Art has many forms. Some people have a way with words, while some are able to weave beautiful melodies from different sounds. The more traditional way we think of art, however, is the visual kind, when we conceive colorful paintings, photographs, and drawings. Art is how we humans express ourselves by translating what we gain from our imagination into a language that other people can experience.
But art doesn’t happen all the time. People often need inspiration in order to produce it. Sometimes, they even encounter creative blocks that can hinder them for an inordinate period of time from achieving the end of their artistic goals. When this happens, artists have been known to turn to stimulants to wake their imagination so they can give birth to new creations. Even performers have used drugs to set them in the right mood before they walk out to the stage.

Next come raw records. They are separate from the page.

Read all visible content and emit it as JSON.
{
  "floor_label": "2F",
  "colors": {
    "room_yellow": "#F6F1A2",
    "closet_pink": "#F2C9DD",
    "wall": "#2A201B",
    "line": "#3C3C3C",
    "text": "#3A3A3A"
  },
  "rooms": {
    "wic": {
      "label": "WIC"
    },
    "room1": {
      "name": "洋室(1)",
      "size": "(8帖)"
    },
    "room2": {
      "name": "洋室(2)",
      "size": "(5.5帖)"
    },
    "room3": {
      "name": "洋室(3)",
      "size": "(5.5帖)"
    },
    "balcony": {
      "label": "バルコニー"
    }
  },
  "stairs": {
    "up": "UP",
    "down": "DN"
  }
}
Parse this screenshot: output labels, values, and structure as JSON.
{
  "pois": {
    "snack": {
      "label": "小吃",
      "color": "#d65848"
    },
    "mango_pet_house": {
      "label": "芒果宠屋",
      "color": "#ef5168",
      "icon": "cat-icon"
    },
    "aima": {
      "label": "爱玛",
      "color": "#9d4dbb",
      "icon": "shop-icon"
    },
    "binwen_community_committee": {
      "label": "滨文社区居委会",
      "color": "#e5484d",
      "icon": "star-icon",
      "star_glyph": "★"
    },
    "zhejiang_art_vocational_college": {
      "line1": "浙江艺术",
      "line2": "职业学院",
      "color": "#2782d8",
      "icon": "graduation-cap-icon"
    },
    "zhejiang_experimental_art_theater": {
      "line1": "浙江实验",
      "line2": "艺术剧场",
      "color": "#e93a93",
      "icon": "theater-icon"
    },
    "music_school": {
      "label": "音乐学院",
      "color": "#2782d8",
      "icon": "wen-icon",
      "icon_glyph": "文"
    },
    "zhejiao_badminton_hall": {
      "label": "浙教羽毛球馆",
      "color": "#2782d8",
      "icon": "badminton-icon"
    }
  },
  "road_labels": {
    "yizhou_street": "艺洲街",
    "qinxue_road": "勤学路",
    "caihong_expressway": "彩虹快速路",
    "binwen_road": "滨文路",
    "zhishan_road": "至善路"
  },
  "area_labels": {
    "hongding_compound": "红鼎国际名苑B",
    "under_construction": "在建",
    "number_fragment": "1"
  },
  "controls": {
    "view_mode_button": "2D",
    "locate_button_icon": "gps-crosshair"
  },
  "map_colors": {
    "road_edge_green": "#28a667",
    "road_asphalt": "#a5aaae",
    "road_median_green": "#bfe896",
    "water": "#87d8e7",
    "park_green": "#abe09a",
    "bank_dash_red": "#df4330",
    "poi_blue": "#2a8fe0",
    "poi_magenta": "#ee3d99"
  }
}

Since ideas are born in the mind, some people believe that mood-altering drugs like marijuana can have a profound effect on their art.

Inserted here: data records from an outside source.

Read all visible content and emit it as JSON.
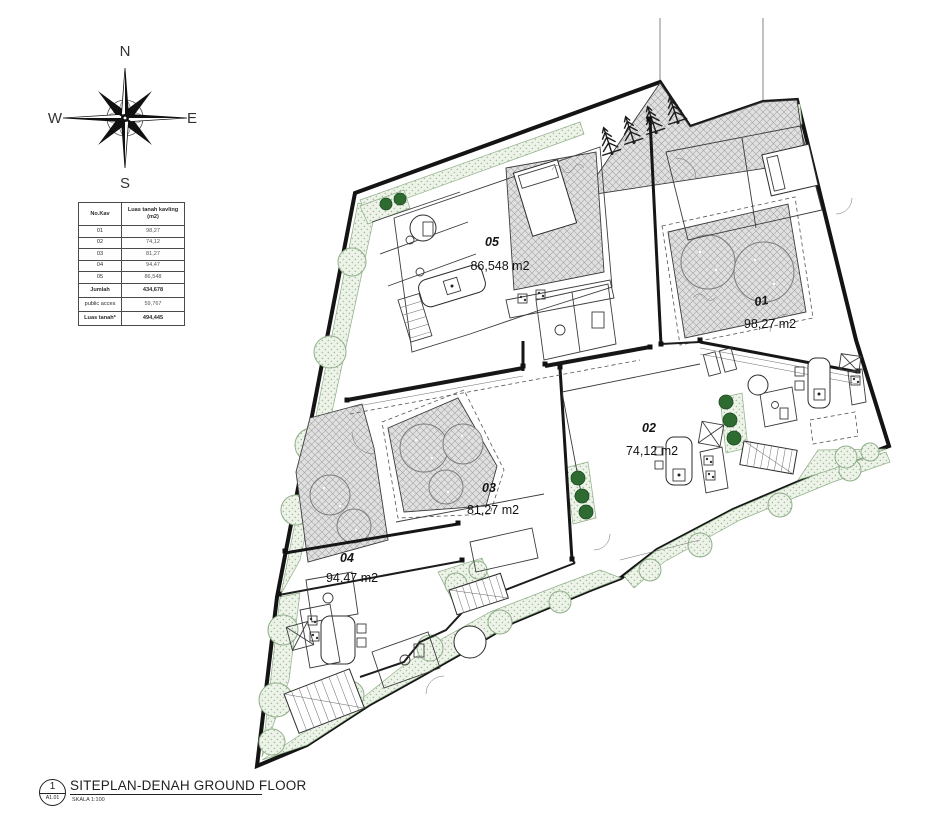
{
  "compass": {
    "n": "N",
    "e": "E",
    "s": "S",
    "w": "W"
  },
  "kavling_table": {
    "header": {
      "col1": "No.Kav",
      "col2_line1": "Luas tanah kavling",
      "col2_line2": "(m2)"
    },
    "rows": [
      [
        "01",
        "98,27"
      ],
      [
        "02",
        "74,12"
      ],
      [
        "03",
        "81,27"
      ],
      [
        "04",
        "94,47"
      ],
      [
        "05",
        "86,548"
      ]
    ],
    "summary": [
      [
        "Jumlah",
        "434,678"
      ],
      [
        "public acces",
        "59,767"
      ],
      [
        "Luas tanah*",
        "494,445"
      ]
    ]
  },
  "plan": {
    "units": [
      {
        "id": "01",
        "area": "98,27 m2"
      },
      {
        "id": "02",
        "area": "74,12 m2"
      },
      {
        "id": "03",
        "area": "81,27 m2"
      },
      {
        "id": "04",
        "area": "94,47 m2"
      },
      {
        "id": "05",
        "area": "86,548 m2"
      }
    ]
  },
  "titleblock": {
    "number": "1",
    "sheet": "A1.01",
    "title": "SITEPLAN-DENAH GROUND FLOOR",
    "scale": "SKALA 1:100"
  },
  "colors": {
    "line": "#1a1a1a",
    "landscape_green": "#8fae88",
    "deck_gray": "#dedede",
    "bush_green": "#2e6b31"
  }
}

Famous people who have used marijuana
Marijuana. Pot. Hemp. Although the laws around cannabis have changed over time, humanity’s relationship and enthusiasm for it has only grown stronger since the early Asians first decided to cultivate this robust plant. Several prominent people throughout history have had their own say about marijuana and their experience.
It may never be proven if the great bard himself used the pipes found in his backyard, but Shakespeare definitely wrote about a “noted weed” in his Sonnet 76. In this poem, he expressed that it helped him “keep invention,” as he lamented his possible monotony.
Bob Marley famously smoked a lot of weed, declaring that “Herb is a plant. Herb is good for everything.” His mere influence probably convinced a lot of college dormers to embrace the plant as the hippie lifestyle reached the peak of its popularity in the 1970s.
Aside from being used as a recreational stimulant, hemp has also been used throughout the ages for its fibers. In fact, the word canvas comes from the Latin that means “made of hemp”. It should be of no surprise when future archaeologists find conclusive evidence that renowned artists such as Vincent van Gogh, Pablo Picasso, and even Salvador Dali benefited from the wondrous herb. It is true that other forms of addicting stimulation were widely available during their own eras and they have acknowledged use of those, but it only adds to the argument that creative genius can be helped by intoxicating chemicals.
A short history of cannabis
Cannabis and its many derivatives have been employed all over the world for centuries. For the most part, it was considered legal and it was not until the 19th century that the political feelings for it started to change. Napoleon was said to exercise his own power over it. And notable American presidents themselves were known to be hemp farmers, while the US Declaration of Independence itself was written on hemp paper.
In the US, the criminalization of cannabis began with the Marihuana Tax Act of 1937, a piece of legislation that many have seen to be politically motivated to repress immigrants. This was later overturned in 1969. But it took half a century for hemp to finally be legalized once more nationwide when President Trump signed the 2018 farm bill. With this recent law, industrial hemp is now allowed as long as it contains THC below a level of 0.3 percent. THC, or tetrahydrocannabinol, is the component of marijuana that gives people it’s psychedelic effect. Regardless of this low concentration deemed acceptable by the law, however, the Centers for Disease Control and Prevention itself acknowledge the unlikeliness of anyone developing a “bad reaction” to marijuana. Still, the 2018 farm bill was a major win for the pot-loving community.
Even before 2018 though, many states have already shown lenience, indeed acceptance for marijuana, that such places like Ann Arbor in Michigan have not even prescribed jail time for possession since the 1970s. And with the 2018 farm bill, there surely won’t be any shortage of marijuana dispensary Ann Arbor customers anytime. In fact, more shops will only start to mushroom in the wake of the updated national legislation.
Cannabis in the 21st Century
With the laws relaxing in the free world towards this natural stimulant, the number of marijuana users might surprisingly even go down. After all, human nature has always been more inclined to those that are forbidden. In fact in Colorado, a slight decrease in use among the youth was recorded only a few years after Amendment 64, which legalized recreational marijuana in the state.
Studies have been conducted to test the perceived medical benefits of cannabis. And to some extent, marijuana has proven to alleviate symptoms even among those who are terminally ill. Anxiety and depression, which many have long understood to be relieved by marijuana, are just some of the more usual conditions suffered by many artists. You can blame some of their use on this herb to its medical value than for their desire for a temporary abundance of creativity.
In a radio interview, Lady Gaga, a popular artist of the 21st century intimated that she has been “addicted to various things” since her youth. “But the truth is that it is very hard to be famous.” Acknowledging the link between drug stimulation, fame, and artistry, she said, “I do put that pressure on myself; I have to be high to be creative.” But she concluded inspiringly by saying, “Can I be brilliant without it? I know I can be…”
If history is the only evidence, we can predict that people are just going to continue enjoying the many benefits of cannabis in the years to come. But we are still a bit early into this century to observe just how much marijuana will influence this generation’s culture and art. What we know for sure is that more tests will be performed on this plant that can thrive almost anywhere. Marijuana is here to stay in the 21st century and beyond.